Equateur : après le séisme, elles témoignent

Romane a 20 ans. Française, elle étudie depuis plusieurs mois à Guayaquil, sur la côte pacifique de l’Equateur. Hier soir, comme une grande partie du pays, elle a ressenti le séisme. Cristina est une jeune équatorienne de 20 ans, elle fait ses études dans à Quito (capitale du pays). Alors que le dernier bilan annonce 233 morts, de très nombreux blessés et des dégâts matériels conséquents, elles racontent :
 

Romane : Le tremblement de terre à eu lieu juste avant 19h, vers 18h52. J’étais toute seule chez moi, la famille qui m’accueille était partie chez des amis. J’étais sur mon lit avec mon ordinateur quand la première secousse est arrivée. Il y en avait déjà eu une quelques mois plus tôt, alors je ne me suis pas affolée. Sauf que celle-ci était beaucoup plus forte, et durait plus longtemps. Je suis donc sortie dehors : tous les voisins du quartier étaient sortis, certains plus affolés que d’autres, certains pleuraient. On n’a pas eu de courant pendant une bonne heure, ce qui fait que tout le monde est resté dehors en attendant. Ici, il fait nuit vers 18h30, donc on était dans le noir.
 

Cristina : Au moment du séisme, je dormais, et ma sœur aussi. On s’est réveillé en sursaut en sentant que les choses commençaient à bouger. Nous avons regardé par la fenêtre et nous avons vu les gens sortir dans la rue. Ils ne savaient pas ce qu’il s’était passé car le secousse a duré très longtemps. Ma sœur a dû rattraper la télévision qui allait tomber. Nous sommes descendus, et avons atteint la porte d’entrée quand ça s’est arrêté. J’avais déjà vécu des séismes de quelques secondes, mais cette fois, c’était beaucoup plus long.
 

Romane : Les gens ne se parlaient pas forcément mais le simple fait d'être tous là rassurait. Ici, ils ont régulièrement des secousses. Il y en a eu une il y a un ou deux mois. Des amis étudiants qui sont là depuis septembre en ont déjà vécu deux ou trois, mais celui ci était particulièrement fort. Le plus important depuis 1979, dit-on. Ce qu'il se passe, c'est que le séisme a été ressenti sur la côte, donc dans les terres personne ne l'a senti. Du coup toutes les familles prennent des nouvelles, les gens qui habitent sur la côte appellent tous leurs amis.
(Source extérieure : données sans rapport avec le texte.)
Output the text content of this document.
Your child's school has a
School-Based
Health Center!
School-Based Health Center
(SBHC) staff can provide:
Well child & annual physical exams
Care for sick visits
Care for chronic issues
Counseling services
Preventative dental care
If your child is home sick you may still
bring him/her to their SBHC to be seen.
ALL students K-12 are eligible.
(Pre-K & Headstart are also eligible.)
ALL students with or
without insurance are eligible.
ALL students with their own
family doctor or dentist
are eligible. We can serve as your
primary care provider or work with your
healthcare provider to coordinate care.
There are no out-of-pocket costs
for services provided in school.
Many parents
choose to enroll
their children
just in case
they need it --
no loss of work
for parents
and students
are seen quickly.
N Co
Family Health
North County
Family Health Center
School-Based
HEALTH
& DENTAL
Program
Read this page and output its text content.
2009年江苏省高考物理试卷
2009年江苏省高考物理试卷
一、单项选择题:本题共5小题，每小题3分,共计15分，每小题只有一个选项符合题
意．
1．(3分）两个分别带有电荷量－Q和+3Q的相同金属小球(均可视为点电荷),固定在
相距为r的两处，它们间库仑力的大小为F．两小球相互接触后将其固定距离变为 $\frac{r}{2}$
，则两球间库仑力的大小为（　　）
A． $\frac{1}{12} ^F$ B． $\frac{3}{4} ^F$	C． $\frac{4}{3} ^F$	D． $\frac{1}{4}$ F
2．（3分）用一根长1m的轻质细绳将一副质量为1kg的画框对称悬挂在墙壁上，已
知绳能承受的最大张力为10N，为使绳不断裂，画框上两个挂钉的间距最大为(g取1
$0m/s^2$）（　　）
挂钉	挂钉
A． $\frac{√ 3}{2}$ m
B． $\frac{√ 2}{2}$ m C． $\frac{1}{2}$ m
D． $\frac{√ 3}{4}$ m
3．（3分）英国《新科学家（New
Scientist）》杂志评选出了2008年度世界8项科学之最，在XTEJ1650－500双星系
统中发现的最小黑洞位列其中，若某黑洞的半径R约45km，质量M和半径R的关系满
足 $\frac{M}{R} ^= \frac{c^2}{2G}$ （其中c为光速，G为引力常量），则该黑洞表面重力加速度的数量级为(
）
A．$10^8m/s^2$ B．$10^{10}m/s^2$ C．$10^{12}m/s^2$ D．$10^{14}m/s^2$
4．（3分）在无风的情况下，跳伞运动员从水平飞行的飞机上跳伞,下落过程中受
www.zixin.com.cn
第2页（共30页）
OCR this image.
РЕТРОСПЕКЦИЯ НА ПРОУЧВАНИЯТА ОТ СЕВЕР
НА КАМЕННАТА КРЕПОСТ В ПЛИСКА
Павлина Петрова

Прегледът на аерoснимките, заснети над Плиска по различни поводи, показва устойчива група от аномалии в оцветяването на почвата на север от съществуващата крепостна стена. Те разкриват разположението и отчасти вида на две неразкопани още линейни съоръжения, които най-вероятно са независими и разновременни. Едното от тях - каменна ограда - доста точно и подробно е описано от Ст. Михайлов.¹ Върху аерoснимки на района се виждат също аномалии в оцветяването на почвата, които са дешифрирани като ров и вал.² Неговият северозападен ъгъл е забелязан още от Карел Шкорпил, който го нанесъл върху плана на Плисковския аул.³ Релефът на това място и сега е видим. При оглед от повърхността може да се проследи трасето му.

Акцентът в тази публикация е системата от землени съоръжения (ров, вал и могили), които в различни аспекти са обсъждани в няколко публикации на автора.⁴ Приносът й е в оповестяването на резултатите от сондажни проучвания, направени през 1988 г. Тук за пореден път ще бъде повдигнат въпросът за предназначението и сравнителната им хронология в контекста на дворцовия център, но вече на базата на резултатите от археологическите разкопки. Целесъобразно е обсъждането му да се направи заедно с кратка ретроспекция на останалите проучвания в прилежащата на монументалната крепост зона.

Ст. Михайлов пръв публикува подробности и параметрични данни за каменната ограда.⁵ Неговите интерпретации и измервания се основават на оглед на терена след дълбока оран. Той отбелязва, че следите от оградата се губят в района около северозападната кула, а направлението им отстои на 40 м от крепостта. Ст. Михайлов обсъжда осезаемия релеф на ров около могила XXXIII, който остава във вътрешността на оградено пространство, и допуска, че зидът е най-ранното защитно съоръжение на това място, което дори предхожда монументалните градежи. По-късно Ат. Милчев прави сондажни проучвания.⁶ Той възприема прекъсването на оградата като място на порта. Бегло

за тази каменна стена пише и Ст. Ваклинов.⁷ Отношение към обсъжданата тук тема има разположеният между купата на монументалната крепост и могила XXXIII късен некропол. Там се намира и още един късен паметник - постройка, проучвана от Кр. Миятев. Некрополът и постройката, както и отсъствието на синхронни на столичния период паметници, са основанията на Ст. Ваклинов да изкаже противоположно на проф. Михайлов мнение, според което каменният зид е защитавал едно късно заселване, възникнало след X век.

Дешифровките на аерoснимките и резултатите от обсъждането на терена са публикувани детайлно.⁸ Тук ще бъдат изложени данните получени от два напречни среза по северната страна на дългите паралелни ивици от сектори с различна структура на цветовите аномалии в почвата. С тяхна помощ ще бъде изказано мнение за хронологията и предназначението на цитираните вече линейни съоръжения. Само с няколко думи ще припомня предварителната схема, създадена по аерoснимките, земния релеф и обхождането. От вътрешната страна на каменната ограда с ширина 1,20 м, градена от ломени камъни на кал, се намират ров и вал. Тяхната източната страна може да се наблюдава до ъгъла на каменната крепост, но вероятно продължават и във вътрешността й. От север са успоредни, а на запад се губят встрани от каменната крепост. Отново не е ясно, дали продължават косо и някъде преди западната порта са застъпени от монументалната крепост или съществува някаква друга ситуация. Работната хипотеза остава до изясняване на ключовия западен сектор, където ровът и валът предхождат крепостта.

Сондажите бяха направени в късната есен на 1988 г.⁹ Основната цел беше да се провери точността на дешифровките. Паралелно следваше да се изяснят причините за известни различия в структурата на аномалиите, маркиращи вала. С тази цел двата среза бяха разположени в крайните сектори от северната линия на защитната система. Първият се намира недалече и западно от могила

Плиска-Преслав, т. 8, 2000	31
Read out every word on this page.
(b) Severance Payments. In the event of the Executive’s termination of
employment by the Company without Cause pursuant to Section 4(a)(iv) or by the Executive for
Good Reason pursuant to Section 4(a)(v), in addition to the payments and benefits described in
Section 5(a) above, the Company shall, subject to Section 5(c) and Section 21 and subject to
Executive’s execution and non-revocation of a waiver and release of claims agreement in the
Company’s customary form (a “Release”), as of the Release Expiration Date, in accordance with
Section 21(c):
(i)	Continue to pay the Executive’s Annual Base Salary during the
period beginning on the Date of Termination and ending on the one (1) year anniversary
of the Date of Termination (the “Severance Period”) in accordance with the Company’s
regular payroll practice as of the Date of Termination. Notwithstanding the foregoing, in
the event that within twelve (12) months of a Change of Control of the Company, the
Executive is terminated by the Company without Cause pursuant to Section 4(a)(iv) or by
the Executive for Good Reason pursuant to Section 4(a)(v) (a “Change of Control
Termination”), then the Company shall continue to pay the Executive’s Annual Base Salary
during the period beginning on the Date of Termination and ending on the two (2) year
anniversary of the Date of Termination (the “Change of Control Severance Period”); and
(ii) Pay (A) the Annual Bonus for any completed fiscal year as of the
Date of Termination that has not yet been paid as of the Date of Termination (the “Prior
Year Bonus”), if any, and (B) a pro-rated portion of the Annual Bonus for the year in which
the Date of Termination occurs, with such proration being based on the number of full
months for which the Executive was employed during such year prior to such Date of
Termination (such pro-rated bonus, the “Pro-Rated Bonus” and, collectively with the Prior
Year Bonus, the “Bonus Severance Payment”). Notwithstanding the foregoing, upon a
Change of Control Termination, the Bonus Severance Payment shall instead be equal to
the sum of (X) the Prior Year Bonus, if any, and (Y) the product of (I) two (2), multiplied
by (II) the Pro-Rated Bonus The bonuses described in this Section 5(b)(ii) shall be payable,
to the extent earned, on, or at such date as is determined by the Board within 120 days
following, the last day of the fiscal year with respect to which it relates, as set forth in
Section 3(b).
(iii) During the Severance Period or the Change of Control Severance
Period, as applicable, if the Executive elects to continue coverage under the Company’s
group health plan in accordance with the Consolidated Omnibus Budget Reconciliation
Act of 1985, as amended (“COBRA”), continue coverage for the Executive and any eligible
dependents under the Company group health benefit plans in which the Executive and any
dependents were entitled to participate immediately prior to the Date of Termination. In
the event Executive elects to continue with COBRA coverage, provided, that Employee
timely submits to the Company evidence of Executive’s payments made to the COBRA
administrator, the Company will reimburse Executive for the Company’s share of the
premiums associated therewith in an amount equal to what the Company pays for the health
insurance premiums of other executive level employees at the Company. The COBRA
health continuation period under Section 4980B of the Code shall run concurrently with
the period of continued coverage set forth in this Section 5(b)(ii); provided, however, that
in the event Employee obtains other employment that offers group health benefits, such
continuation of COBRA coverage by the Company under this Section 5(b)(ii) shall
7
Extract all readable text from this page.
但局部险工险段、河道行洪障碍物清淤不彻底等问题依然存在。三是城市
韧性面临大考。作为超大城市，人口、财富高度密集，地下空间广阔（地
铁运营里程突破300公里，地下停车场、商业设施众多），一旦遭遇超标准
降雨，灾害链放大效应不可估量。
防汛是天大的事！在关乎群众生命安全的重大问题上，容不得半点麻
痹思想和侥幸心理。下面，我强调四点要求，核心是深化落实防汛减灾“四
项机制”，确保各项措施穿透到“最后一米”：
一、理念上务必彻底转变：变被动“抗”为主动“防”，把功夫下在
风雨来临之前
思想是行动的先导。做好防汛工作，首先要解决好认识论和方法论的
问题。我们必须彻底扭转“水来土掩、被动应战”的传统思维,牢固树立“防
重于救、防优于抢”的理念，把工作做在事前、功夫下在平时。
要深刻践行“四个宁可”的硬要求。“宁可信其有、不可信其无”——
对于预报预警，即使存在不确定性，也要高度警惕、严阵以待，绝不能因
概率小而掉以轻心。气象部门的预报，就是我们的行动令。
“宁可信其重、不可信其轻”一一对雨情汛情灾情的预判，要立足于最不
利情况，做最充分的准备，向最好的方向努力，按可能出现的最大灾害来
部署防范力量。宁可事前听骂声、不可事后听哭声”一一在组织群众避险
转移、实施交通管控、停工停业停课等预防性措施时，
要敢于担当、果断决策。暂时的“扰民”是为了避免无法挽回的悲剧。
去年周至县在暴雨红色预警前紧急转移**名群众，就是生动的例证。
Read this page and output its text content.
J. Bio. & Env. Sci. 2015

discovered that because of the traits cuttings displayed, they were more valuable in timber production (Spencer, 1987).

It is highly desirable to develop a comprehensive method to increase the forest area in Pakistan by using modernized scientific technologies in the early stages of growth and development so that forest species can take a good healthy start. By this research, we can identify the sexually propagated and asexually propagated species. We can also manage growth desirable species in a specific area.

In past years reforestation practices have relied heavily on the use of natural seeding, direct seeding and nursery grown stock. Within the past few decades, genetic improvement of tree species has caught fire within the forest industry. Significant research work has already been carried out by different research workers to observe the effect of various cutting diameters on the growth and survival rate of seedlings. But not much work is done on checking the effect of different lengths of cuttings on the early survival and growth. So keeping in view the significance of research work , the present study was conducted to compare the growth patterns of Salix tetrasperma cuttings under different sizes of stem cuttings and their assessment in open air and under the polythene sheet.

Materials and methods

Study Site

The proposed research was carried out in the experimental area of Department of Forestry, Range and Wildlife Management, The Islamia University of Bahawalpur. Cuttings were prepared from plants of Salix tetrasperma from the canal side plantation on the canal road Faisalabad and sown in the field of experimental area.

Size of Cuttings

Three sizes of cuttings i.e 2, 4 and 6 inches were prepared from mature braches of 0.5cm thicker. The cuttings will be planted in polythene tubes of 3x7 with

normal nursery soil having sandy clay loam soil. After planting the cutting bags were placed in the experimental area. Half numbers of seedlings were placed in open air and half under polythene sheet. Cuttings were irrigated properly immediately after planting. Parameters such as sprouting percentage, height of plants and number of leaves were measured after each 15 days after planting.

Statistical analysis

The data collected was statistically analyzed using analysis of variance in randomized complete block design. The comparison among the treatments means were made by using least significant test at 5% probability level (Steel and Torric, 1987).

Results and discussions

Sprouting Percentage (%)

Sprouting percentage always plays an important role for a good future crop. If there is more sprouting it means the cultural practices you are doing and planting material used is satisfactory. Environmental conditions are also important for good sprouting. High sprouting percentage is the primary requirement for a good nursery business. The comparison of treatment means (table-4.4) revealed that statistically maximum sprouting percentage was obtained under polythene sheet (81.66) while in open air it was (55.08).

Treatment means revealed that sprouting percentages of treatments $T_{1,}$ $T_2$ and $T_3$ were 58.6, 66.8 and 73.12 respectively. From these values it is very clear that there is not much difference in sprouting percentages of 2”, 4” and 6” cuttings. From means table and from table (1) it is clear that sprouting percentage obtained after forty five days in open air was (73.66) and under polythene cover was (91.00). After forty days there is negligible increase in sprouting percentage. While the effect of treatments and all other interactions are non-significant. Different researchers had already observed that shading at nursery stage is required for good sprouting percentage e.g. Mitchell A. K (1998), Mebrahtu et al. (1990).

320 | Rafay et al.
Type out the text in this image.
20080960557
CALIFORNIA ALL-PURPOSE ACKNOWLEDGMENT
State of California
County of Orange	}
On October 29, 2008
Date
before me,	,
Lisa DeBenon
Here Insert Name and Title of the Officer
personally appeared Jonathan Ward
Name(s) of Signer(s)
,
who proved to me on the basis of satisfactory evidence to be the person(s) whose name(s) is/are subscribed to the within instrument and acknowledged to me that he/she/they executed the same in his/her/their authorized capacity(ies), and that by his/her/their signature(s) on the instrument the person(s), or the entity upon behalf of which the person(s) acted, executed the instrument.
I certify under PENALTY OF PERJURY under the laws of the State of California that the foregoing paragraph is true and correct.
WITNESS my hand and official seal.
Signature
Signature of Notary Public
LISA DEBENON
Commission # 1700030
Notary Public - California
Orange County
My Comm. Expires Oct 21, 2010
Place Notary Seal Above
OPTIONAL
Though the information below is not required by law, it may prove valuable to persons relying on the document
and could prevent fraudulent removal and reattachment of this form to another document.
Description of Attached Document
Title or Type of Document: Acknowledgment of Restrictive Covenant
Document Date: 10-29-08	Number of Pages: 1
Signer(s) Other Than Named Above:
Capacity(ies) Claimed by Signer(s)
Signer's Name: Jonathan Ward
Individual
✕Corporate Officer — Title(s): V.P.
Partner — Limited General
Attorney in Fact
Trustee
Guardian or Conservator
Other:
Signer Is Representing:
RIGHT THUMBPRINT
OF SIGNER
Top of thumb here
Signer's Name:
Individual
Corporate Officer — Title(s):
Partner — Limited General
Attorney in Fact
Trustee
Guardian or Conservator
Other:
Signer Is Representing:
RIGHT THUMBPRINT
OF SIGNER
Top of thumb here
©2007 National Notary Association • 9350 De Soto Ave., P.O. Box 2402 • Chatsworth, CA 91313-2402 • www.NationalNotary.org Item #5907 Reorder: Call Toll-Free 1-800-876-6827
Il y a beaucoup de dégâts, tu peux regarder sur la ville de Manta, ou Portoviejo : les images des dégâts sont impressionnantes. Le séisme a été ressenti jusqu'en Colombie et au Pérou. Les médias mettent en garde à de prochaines secousses dans les jours qui suivent. J'ai entendu parler d'une alerte au tsunami, mais je ne sais pas ce qu'il en est à présent. Les centres commerciaux à coté de chez moi sont bien amochés, une jeune fille est morte là-bas... Ce sont surtout les bâtiments hauts qui sont touchés, les maisons n'ont rien. Ce qu'il se passe c'est que Manabi, la région où est situé l'épicentre, est assez pauvre, comme partout en Equateur en général d'ailleurs. Donc les maisons ne sont pas très solides, (enfin, je pense, c’est ce que j'ai vu quand j'y suis allé).
 

Cristina : Ce matin, nous sommes toujours dévastés. Le nombre de victimes continue d’augmenter, et ça a touché l’ensemble du pays. Nous n’avons pas eu de séisme si fort depuis 1979 (d’une magnitude de 7.9, le bilan était alors de 800 morts). Les médias nous tiennent informé des dernières nouvelles. La ville de l’épicentre est Pedernales, c’est une petite ville pas très riche, alors ils appellent à l’aide. Je voudrais juste demande à ce qu’on prie pour les familles des victimes, pour le pays, et pour le monde.